RSV-Infektionen kommen in allen Altersgruppen vor. Bei Erwachsenen sind Risikopatienten: Personen mit das Herz betreffenden (kardialen) oder die Lunge betreffenden (pulmonalen) Vorerkrankungen sowie alle immundefizienten und immunsupprimierten Personen. Besonders gefährdet sind Empfänger hämatopoetischer Zelltransplantate, Empfänger von Lungen- oder anderen Organtransplantaten sowie stark immunsupprimierte Patienten mit maligner hämatologischer Erkrankung. Insbesondere wenn Erwachsene engen Kontakt zu RSV-infizierten Kleinkindern haben, kann es zu einer „ausgeprägten grippeähnlichen Symptomatik (Müdigkeit, Schnupfen, nichtproduktiver Husten, eventuell Bronchitis, mit oder ohne Fieber)“ kommen. Bei Erwachsenen werden viele Infektionen mit dem RS-Virus nicht diagnostiziert, weil die Infizierten gar keine gesundheitlichen Einschränkungen haben oder ihre Infektion wie eine harmlose Erkältung abläuft.

Komplikationen

Exazerbation bei chronischen Vorerkrankungen

Zu einer deutlichen Verschlechterung kann es bei Patienten aller Altersgruppen mit chronischen pulmonalen oder kardialen Vorerkrankungen kommen. Zu ebensolchen Verschlechterungen kann es mit Asthma und mit schweren das Nervensystem betreffenden (neurologischen) Erkrankungen kommen.

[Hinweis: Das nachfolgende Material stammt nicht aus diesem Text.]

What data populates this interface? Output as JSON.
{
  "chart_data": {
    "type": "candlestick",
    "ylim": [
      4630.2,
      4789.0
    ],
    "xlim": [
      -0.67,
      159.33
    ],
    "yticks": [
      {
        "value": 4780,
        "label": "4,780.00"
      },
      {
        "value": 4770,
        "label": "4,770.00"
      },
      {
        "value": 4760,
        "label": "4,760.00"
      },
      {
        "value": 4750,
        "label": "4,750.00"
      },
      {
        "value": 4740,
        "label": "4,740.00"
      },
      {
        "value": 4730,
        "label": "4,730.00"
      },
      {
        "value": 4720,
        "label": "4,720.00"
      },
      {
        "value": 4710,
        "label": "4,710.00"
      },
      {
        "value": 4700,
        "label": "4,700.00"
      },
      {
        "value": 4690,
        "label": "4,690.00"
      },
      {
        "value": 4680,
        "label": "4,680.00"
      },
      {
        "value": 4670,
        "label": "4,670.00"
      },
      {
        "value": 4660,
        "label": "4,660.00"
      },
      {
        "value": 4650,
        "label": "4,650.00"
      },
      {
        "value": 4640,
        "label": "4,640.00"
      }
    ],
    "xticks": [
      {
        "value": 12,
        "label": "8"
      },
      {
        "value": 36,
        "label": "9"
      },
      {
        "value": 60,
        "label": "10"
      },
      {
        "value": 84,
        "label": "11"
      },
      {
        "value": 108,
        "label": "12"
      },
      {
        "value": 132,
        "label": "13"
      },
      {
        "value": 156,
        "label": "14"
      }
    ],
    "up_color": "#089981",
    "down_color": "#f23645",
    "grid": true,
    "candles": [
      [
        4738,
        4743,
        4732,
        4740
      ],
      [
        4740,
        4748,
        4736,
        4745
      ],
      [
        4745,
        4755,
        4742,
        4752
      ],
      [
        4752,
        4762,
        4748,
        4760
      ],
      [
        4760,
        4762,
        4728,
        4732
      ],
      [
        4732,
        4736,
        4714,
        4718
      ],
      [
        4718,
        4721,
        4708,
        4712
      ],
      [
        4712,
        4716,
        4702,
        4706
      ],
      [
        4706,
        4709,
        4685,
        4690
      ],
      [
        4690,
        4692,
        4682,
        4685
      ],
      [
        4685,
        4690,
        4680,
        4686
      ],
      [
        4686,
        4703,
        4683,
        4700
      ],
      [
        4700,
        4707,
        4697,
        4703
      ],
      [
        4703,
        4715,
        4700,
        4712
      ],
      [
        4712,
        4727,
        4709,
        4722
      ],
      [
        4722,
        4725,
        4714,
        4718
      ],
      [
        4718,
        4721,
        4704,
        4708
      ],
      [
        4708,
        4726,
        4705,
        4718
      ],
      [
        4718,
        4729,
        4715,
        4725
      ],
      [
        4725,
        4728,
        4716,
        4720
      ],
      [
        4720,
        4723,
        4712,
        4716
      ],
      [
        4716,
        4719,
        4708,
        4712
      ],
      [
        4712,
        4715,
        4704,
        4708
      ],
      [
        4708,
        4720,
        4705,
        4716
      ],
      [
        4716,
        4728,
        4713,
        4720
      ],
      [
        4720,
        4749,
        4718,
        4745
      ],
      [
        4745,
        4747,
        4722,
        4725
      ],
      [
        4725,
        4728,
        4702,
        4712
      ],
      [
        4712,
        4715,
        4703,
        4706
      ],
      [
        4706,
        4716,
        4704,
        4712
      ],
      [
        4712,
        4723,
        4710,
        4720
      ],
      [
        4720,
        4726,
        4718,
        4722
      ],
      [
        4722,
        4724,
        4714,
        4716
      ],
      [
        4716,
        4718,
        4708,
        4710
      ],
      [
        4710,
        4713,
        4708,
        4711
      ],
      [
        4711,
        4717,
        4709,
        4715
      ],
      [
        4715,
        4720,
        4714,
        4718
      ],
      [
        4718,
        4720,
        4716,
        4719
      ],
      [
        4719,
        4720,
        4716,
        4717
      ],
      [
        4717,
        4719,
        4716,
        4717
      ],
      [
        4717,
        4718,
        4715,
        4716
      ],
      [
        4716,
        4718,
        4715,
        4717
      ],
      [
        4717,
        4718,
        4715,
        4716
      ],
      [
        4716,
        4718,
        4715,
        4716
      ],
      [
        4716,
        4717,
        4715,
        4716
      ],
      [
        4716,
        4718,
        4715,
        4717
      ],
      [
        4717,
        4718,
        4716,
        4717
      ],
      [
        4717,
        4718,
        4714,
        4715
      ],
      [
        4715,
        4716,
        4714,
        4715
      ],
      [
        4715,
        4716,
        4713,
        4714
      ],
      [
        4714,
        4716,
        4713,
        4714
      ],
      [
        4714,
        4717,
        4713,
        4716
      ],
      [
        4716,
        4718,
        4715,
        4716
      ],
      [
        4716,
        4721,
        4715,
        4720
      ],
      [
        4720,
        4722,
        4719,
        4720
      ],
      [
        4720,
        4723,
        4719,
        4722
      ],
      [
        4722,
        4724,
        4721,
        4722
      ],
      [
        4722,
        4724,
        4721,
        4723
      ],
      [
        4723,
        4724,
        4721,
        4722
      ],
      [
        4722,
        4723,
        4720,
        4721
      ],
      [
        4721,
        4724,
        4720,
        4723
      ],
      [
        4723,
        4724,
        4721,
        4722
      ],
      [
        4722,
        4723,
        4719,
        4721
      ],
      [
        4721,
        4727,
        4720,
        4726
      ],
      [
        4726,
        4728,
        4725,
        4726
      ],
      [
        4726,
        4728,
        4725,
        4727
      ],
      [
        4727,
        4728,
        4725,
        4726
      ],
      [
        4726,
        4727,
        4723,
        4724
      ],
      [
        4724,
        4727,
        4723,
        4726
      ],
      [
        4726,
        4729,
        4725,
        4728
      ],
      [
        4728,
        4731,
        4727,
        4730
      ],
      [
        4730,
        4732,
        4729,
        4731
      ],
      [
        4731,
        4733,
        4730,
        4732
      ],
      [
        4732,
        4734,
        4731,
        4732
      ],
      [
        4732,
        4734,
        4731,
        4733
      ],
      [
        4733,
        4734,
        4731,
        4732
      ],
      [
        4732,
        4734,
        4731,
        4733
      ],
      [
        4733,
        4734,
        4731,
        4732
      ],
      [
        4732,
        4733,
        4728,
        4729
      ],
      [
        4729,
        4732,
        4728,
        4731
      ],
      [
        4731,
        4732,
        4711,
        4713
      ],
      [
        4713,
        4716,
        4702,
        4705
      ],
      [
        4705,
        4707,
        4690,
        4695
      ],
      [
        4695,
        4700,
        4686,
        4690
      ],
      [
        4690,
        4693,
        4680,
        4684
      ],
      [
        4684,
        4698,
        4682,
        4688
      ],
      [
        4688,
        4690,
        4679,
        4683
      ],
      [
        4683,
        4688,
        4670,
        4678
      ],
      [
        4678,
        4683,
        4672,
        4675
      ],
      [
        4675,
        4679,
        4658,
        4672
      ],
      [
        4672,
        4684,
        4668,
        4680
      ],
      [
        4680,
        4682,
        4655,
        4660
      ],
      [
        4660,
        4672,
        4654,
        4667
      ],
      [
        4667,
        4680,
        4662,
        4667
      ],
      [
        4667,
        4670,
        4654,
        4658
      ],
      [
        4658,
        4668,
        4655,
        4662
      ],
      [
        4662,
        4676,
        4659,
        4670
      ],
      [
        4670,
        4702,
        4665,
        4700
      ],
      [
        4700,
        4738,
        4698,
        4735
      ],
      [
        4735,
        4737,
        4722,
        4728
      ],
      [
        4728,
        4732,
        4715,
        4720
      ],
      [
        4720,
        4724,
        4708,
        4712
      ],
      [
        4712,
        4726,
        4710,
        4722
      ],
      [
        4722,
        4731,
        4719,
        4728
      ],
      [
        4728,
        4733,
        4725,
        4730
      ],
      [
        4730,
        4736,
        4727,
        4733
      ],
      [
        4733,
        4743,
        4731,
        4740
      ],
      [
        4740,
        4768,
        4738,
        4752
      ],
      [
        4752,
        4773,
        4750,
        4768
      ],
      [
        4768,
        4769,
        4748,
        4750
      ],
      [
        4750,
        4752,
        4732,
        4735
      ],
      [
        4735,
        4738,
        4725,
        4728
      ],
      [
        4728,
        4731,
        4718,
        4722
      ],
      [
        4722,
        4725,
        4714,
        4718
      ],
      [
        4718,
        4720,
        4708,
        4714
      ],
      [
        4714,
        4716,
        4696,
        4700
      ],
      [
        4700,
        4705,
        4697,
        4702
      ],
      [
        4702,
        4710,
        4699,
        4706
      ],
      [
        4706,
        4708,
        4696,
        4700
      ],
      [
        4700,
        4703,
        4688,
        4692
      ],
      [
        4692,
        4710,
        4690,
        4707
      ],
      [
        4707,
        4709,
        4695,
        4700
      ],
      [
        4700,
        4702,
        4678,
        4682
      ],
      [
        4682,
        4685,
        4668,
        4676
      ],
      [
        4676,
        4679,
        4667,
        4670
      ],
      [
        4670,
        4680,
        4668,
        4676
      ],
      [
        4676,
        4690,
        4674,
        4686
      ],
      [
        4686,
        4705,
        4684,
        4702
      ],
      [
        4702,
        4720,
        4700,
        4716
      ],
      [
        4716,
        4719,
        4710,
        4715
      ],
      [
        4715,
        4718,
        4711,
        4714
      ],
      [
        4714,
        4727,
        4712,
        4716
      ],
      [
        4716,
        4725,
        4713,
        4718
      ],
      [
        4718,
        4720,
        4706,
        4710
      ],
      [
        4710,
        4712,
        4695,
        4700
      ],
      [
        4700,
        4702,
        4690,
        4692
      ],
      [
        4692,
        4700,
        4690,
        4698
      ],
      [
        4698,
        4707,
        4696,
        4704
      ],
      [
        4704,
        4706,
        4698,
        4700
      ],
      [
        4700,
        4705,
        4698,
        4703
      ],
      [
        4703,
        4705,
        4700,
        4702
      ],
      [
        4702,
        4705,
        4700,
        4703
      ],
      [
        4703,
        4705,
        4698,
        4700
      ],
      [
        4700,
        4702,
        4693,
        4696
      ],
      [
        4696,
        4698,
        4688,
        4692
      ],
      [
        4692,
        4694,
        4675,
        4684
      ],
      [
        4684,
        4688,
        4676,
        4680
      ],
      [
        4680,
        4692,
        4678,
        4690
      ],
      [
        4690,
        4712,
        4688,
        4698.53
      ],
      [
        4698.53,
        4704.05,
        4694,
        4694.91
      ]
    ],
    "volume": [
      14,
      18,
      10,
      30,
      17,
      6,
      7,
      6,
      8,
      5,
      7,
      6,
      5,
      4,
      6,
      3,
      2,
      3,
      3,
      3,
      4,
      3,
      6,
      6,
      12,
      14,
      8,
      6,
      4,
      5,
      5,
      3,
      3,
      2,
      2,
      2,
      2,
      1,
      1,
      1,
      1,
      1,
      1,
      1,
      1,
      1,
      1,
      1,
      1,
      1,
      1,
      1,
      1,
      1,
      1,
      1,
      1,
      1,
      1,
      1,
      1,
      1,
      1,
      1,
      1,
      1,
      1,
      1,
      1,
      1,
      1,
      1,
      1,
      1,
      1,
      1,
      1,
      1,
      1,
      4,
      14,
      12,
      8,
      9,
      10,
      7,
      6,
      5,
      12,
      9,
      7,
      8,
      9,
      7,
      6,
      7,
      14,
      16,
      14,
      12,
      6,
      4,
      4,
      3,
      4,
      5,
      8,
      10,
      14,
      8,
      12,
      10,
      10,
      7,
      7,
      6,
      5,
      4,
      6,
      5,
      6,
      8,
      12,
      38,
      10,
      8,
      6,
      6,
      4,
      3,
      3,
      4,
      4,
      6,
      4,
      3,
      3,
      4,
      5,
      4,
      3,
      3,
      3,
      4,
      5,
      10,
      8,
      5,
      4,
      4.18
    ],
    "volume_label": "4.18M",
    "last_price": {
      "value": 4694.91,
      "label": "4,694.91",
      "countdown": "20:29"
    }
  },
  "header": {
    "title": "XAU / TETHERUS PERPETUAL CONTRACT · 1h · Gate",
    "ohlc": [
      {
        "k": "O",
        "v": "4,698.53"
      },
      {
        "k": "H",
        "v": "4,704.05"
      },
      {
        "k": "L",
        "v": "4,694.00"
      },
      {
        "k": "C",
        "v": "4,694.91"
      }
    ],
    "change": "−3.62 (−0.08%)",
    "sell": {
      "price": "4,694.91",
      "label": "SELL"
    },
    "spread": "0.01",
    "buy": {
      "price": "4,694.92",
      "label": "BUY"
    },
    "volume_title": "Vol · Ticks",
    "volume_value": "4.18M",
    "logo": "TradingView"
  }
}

Der Fachbegriff für solche Verschlechterungen bei chronischen Vorerkrankungen ist Exazerbation. Solche Patienten und alle immundefizienten und immunsupprimierten Personen haben ein besonderes Risiko, an einer schweren RSV-bedingten Lungenentzündung (Pneumonie) zu erkranken.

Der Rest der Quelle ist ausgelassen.